A Russian-built Sukhoi Superjet 100 landed at Tehran's Mehrabad International airport on Feb. 12 with a team of engineers on board, as part of a renewed attempt by the company to find customers in Iran for its passenger jet. It could prove to be a fruitful venture for the firm, given the difficulty Iranian airlines have had in securing new aircraft from Western manufacturers over the past two years.
In the initial wave of aircraft orders which followed the lifting of most international sanctions on Iran in January 2016, the country’s airlines placed tens of billions of dollars’ worth of business with the U.S.’s Boeing and its main European rival, Airbus. Smaller orders were also placed with another European firm, turboprop maker ATR.

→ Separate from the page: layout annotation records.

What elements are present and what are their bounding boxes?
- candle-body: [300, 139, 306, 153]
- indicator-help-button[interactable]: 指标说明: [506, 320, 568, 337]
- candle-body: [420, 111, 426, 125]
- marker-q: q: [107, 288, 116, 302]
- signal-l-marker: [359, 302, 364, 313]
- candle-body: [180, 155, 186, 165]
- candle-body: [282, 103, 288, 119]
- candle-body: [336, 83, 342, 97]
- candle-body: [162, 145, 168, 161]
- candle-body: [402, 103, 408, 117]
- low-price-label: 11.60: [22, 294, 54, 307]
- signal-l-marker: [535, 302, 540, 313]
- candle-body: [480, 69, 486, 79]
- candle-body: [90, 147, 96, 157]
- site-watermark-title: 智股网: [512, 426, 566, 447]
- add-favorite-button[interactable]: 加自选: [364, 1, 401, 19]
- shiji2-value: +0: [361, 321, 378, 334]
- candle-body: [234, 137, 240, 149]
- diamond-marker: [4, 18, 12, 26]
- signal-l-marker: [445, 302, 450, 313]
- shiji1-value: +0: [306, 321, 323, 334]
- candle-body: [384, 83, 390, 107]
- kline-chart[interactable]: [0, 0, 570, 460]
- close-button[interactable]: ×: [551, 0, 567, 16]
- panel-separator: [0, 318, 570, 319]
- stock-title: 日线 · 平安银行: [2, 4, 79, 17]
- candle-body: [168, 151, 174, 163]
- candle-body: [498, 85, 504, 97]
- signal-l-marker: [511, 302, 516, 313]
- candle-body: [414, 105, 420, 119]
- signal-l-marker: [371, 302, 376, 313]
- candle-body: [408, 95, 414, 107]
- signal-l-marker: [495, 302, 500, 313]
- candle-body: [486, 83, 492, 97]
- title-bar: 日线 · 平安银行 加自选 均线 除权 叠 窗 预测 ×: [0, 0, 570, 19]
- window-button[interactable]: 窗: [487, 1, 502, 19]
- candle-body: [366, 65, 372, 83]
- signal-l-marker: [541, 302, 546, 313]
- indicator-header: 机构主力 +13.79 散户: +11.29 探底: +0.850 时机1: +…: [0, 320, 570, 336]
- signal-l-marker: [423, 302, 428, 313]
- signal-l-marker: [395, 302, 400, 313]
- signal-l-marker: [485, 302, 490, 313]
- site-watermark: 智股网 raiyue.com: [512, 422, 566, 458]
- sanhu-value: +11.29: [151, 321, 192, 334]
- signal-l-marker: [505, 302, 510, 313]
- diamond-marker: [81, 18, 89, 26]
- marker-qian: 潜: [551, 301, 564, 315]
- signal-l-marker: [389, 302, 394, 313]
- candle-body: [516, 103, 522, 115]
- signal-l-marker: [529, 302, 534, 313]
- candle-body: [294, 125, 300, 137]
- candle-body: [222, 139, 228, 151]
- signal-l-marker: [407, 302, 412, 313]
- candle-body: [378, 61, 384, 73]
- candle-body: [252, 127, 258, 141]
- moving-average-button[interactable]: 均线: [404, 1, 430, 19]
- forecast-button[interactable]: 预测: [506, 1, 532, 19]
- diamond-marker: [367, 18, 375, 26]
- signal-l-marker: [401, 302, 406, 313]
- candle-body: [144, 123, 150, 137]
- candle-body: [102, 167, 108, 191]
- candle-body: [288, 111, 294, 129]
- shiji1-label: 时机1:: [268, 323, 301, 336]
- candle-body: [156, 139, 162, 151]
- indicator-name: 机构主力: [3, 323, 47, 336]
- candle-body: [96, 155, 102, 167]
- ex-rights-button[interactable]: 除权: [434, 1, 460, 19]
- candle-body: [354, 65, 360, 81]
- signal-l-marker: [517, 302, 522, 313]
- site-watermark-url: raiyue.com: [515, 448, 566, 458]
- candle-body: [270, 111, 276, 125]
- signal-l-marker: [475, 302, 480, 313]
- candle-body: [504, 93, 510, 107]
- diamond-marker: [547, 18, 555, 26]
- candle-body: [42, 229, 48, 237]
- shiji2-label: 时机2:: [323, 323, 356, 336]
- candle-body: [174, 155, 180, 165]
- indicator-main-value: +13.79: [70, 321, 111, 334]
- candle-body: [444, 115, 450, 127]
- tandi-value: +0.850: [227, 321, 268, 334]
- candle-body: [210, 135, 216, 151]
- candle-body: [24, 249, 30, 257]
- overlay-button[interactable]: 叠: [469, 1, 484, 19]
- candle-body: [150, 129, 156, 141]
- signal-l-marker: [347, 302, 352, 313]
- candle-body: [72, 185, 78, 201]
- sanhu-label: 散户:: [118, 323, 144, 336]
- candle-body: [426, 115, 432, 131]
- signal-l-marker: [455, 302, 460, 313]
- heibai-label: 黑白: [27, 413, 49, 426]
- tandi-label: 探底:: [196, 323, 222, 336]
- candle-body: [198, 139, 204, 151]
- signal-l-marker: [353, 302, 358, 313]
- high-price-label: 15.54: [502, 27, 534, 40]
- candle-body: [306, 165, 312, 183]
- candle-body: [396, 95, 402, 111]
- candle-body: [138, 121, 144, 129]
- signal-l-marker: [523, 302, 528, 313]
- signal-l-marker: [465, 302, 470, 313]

But while 11 ATR planes had been delivered by the end of 2017, the arrival of the larger jets from Airbus and Boeing is taking much longer, with just three Airbus deliveries to date and none from Boeing.
The slow progress in renewing Iran’s aging fleets of passenger jets is a direct result of the lingering U.S. sanctions on the country. This has meant deals need to be cleared by the U.S. Treasury's Office of Foreign Assets Control (OFAC) before they can progress. In addition, arranging financing for the planes appears to have been a significant hurdle, with most major international banks avoiding any business with Iran lest they fall foul of U.S. sanctions.